Qualcomm, one of the world's largest chip making firms, is facing an antitrust probe from a Chinese commission for apparently violating an anti-monopoly law.
The investigation by China's National Development and Reform Commission (NDRC) was announced yesterday by Qualcomm, who were advised to keep the substance of the probe confidential.
"The Company is not aware of any charge by the NDRC that Qualcomm has violated the AML," the company wrote in a statement. "We will continue to cooperate with the NDRC as it conducts its confidential investigation."
Last week Qualcomm unveiled a new line of chips that it hopes will take advantage of the booming Asian market. The fourth generation Long Term Evolution (LTE) chips were reported to be a signal that the company was shifting its focus from the US to China.
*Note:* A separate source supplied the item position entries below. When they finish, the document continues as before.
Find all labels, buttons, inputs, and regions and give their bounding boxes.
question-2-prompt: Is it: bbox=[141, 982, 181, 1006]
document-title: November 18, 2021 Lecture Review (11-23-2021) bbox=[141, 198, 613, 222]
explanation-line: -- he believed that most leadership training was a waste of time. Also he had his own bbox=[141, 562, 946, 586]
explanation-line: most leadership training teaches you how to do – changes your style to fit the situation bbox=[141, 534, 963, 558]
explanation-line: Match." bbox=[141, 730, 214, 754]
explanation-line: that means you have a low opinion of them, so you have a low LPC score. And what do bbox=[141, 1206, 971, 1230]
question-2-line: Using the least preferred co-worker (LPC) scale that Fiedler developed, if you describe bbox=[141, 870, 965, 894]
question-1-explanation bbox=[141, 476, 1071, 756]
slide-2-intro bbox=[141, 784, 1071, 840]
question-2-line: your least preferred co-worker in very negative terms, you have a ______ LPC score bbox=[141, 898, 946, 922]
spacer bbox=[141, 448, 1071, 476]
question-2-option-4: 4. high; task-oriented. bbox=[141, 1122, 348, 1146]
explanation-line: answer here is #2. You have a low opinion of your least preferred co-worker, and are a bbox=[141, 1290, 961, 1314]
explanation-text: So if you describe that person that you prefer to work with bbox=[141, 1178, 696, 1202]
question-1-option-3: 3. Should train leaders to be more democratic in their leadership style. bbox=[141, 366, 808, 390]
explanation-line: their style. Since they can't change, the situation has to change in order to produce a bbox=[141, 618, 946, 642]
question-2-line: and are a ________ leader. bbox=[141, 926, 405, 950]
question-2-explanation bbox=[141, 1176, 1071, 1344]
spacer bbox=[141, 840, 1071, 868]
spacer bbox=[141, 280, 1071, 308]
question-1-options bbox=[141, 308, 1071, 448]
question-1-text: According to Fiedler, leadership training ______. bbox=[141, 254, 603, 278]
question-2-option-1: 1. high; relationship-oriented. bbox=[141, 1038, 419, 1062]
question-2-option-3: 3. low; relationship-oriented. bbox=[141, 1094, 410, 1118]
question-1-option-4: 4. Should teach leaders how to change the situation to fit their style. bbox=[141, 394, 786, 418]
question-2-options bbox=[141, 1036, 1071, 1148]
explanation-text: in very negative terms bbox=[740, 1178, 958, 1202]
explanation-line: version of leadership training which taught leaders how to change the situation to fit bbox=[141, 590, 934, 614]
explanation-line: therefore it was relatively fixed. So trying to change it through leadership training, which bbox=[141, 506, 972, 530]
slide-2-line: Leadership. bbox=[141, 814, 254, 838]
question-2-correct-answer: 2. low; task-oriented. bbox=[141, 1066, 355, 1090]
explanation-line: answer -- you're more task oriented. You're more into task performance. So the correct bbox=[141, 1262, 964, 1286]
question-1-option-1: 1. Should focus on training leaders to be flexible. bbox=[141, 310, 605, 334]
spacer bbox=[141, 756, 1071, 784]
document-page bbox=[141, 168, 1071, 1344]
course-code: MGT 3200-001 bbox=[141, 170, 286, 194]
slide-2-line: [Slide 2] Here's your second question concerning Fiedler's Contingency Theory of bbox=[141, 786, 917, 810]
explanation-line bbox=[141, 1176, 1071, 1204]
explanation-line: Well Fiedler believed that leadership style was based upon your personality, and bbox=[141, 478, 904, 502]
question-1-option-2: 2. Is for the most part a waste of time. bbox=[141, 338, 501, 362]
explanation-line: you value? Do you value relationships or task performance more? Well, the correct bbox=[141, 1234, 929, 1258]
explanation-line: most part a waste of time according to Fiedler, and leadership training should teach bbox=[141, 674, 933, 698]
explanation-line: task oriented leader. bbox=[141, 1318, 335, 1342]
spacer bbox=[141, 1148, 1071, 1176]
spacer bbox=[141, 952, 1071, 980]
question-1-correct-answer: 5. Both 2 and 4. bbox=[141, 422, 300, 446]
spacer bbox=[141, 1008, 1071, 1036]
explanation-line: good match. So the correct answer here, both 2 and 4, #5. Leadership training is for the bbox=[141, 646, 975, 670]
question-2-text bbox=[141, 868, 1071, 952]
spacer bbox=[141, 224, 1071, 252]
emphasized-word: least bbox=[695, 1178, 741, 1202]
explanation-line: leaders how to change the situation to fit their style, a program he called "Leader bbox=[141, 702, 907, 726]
4G LTE networks will be launched in China on 18 December, causing some analysts to speculate that the probe is designed to help domestic operators in the fight against their main US rival.
"We suspect this investigation is related to the forthcoming launch of TD-LTE by China Mobile... and the negotiations on chip pricing and license pricing between Qualcomm and Chinese-based handset [manufacturers] that are likely occurring right now," Travis McCourt, an analyst with Raymond James & Associates, told the BBC.
Williams Financial analyst Cody Acree, added: "You're getting ready to have this battle over 4G royalties and now you have this antitrust investigation".
"It may well be that this reform commission is beginning to throw up reasons and excuses for why China doesn't pay royalties on 4G."